• "kaan kural'ın son 25 yıldır izlediklerimin en iyisi dediği play-off serisi. tabi kendisi eski play-off'ları bilmeyen bi ergen olduğu için asfjhasfjksa.olum ciddi güzel lan bırakın artisliği."
  • "(bkz: hanım koş birilerinin kuponu yatmış yine)"
  • "az önce spurs'un okc tarafından süpürülmesi ihtimali ile ilgili bir entry okumamı sağlamış playofflardır.*"




Facebook Yorumları
  • comment image

    ayi gibi geciyor.

    miami - bobcats serisi disinda sasirtmayan ve miami - bobcats dahil, keyif vermeyen bir eslesme yok. ozellikle bulls'tan kacmak icin son macinda yapmadigi sebeklik kalmayan brooklyn ve raptors serisi, tam liseler arasi turnuvaya dondu. once raptors'tan "raptors vs. dinosaurs" cikisi gelmisti. sonra brooklyn'den "dont fuck with brooklyn" cevabi geldi. yakin zamanda raptors taraftarinin nets'i, havaalaninda bastonla karsilamasini bekliyorum. cevap olarak brooklyn taraftari da raptors'i kefenle falan karsilar artik. tum bunlarin yaninda, nets'in kactigi bulls da, wizards tarafindan tokat manyagi yapilmakla mesgul. oradan kafami spurs - dallas'a ceviriyorum, nowitzki'nin durgunluguna ragmen dallas spurs'un saha avantajini cekip aliyor. spurs'te parker ve duncan, hadi bi de ginobili disindakiler adeta evde yok. golden state desen, tum tahminler 4-1 ve 4-2 seklindeyken deplasmanda clippers'tan galibiyet kopariyor. genel anlamda playofflarin su gidishat ile, o seri 4-3 hatta 3-4 olsa sasirmayacagim.

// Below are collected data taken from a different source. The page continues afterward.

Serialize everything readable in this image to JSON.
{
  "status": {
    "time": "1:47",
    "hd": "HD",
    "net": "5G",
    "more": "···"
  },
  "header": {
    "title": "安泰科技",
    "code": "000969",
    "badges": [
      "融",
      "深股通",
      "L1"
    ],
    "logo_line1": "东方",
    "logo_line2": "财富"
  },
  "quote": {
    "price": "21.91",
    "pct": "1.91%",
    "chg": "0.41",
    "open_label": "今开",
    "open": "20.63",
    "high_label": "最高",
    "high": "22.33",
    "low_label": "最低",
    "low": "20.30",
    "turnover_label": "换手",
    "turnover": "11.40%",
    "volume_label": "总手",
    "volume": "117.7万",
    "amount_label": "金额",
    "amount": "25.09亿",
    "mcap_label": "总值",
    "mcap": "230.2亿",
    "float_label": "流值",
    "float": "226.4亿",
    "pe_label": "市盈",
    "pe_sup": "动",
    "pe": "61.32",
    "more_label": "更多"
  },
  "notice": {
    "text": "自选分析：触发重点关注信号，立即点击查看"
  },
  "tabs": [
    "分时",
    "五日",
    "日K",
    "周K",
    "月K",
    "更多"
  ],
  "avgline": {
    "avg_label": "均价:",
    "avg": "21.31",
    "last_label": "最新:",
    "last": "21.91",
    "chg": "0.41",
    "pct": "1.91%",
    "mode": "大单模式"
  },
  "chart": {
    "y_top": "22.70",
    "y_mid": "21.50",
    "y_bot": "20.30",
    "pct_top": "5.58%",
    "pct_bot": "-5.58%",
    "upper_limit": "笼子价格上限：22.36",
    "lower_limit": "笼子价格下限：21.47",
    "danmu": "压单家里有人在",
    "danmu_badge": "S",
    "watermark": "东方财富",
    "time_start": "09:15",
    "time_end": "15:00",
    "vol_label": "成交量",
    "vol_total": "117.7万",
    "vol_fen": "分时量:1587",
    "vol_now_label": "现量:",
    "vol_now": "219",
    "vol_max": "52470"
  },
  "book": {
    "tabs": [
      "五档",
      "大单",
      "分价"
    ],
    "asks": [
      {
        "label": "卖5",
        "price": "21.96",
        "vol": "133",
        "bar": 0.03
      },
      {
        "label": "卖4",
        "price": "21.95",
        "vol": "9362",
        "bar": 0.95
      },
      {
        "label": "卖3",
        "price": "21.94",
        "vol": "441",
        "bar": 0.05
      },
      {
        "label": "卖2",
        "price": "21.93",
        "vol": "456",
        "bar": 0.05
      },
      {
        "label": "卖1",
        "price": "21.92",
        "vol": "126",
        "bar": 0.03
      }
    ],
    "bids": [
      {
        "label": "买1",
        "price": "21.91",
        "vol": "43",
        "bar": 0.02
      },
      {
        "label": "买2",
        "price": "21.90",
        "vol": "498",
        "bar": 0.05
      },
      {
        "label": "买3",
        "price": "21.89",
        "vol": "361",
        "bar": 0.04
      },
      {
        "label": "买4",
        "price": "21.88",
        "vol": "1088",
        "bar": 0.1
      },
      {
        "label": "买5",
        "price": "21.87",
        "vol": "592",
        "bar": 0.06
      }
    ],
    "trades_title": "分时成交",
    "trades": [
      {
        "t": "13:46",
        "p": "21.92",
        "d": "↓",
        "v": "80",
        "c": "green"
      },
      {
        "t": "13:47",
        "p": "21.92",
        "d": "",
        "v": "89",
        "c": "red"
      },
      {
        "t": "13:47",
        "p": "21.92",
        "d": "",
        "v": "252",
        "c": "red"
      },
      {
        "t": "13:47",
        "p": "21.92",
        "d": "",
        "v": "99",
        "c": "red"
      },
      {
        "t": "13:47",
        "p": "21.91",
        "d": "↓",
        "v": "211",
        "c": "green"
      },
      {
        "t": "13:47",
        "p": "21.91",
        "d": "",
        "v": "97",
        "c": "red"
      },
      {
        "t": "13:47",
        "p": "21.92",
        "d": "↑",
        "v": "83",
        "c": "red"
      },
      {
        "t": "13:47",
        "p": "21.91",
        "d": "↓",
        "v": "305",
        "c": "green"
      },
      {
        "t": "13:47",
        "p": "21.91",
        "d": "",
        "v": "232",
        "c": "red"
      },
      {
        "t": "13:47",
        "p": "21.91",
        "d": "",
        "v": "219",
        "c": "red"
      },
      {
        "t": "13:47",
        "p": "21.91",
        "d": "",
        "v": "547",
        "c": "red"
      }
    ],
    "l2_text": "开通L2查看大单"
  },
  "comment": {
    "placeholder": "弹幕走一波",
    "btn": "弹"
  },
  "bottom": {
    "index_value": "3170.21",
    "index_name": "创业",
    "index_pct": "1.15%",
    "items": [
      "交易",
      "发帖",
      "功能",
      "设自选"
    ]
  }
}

    sadece miami tatava yapmadan basip geciyor. bunun disinda tum serilerde yogun tatava hakim. artik bobcats'e bence bi ugur tutuneker kafasi lazim.

    "bu saatten sonra miami'ye taktik islemez. cikip oynayin. ucluk falan atin. "


    (mikua - 24 Nisan 2014 14:54)

  • comment image

    tahminlerin de ötesinde çekişmeli geçmektedir.

    doğudan başlayalım:

    pacers - hawks: şu an seri 2-2. indiana'nın all-star arasından sonra berbat bir basketbol oynadığı, paul george'un bir iki vites geri attığı, roy hibbert odununun ise direkt geri vitese aldığı biliniyordu. bu çöküş bir çok takıma olan all-star sonrası düşüşten mi, takımın bayrak adamı danny "çok pis kokuyosunuz amk" granger'ın evan turner karşılığı paketlenmesinden mi yoksaaa andrew bynum kanserine yakalanmaktan mı kaynaklanıyordu yoksa zaten indiana'nın kapasitesi buydu da bir gazla mı buraya gelmişlerdi? her teorinin aşığı var elbette. ama play-offlar başlarken genel kanı takımın toparlanacağı yönündeydi. indiana defansıyla ayakta kalan bir takım ve ofansları zaten hiç o kadar da etkileyici olmamıştı. sezon başında mvp muhabbetlerinde "corç diye bir adam var lebron'un amına kor" falan bile deniliyordu. george gelişmekte olan bir oyuncu ama o kadar da olmadığı açık henüz. yani aslında sorun belki de beklentinin şişirilmesinden kaynaklanıyordu. takımın şanslı olduğu konu george-hibbert dışında sorumluluk alabilecek lance stephenson, luis scola ve david west gibi oyunculara sahip olması. west de zaten dün en kritik anda kariyerinin 2. play-off üçlüğünü gönderdi. rezil bir seri geçiren hibbert'a dönersek acaba diyorum bu noktada bynum transferi önem kazandı mı? çünkü bynum'un ölüsü bile hibbert'ın şu halinden iyidir.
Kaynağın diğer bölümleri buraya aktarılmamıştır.